The question of "lower" and "higher" memory addresses suggests to
me that you are asking about machine-level interpretations, but C
does not give you direct access to machine-level interpretations.
Instead, Standard C pastes a (usually quite thin) layer of
abstraction atop the machine-level. You may compute pointers
pointing into the array named "buffer", e.g.:

short *p1 = &buffer[20];
short *p2 = &buffer[75];

and, given two pointers of compatible type pointing into this array,
you may compare them using any of the four relational operators:

int result1 = p1 < p2;
int result2 = p1 <= p2;
int result3 = p1 > p2;
int result4 = p1 >= p2;

Results 1 and 2 here are guaranteed to be zero if p1 is "not less
than" p2, and "not less than" means "has a lower subscript in the
array". In that sense, the elements of the array are indeed
addressed from lowest to highest.

(You can also, of course, use the equality operators: p1 == p2,
p1 != p2. I mention them separately because you can use them in
places you may *not* use the relational operators.)

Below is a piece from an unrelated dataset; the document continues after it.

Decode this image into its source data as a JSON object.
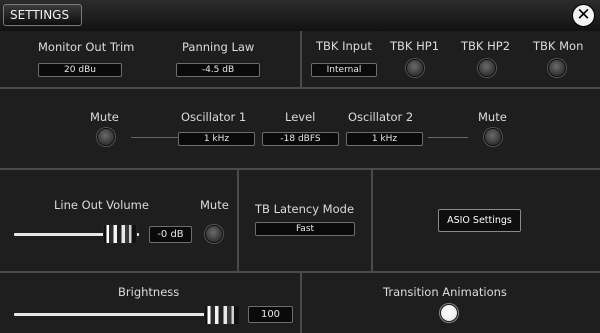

There is nothing stopping an actual C compiler on real hardware
from putting buffer[0] at the hardware's highest physical memory
address, and working down towards lower addresses. In this case,
a C source expression like:

p1 < p2

might compile into a machine instruction that tests instead whether
p1 is greater than p2. (Practically speaking, this would be stupid
on today's hardware, and no one will do it, because it would also
require negating the index in expressions like buffer. But one
might do this on a machine in which ordinary array indexing works
by subtraction instead of addition -- and such machines have existed
in the past.)

At the C code level, then, it *is* the case that buffer[0] through
buffer[99] are in contiguous memory locations starting "at the
bottom" and "moving up", but there is no requirement that they be
physically contiguous (consider virtual-memory systems with small
page sizes), nor that a C-code level test like "p1 < p2" compile
to a machine instruction testing whether p1 is less than p2. In
C's abstract model, they are contiguous and ascending; the extent
to which C's abstract model matches what really happens on the
machine depends on both the C compiler and the machine.
int main()
{
int count = 4; /* stored in main()'s stack frame */
float fcount= 4.0; /* stored in main()'s stack frame */
static confusion = 8; /* stored in same region as buffer (DATA) */

Again, the C standard requires only that count and fcount work "as
if" they were on some kind of stack, and that "confusion" work "as
if" it were in that kind of data-segment: initially 8, and valid
throughout the lifetime of the program.
long lbuffer[50];
/* stored in main()'s stack frame, but since stack grows down, is the
field for buffer[0] still placed in the lowest memory address? */

Again, everything is "as if". Like count and fcount, lbuffer need
only exist as long as main() continues to execute, and if some
other function in your program calls main(), you must get "new
copies" of the variables, preserving the old copies that are still
around because the earlier call to main() is also still around (but
suspended until this copy of main() returns).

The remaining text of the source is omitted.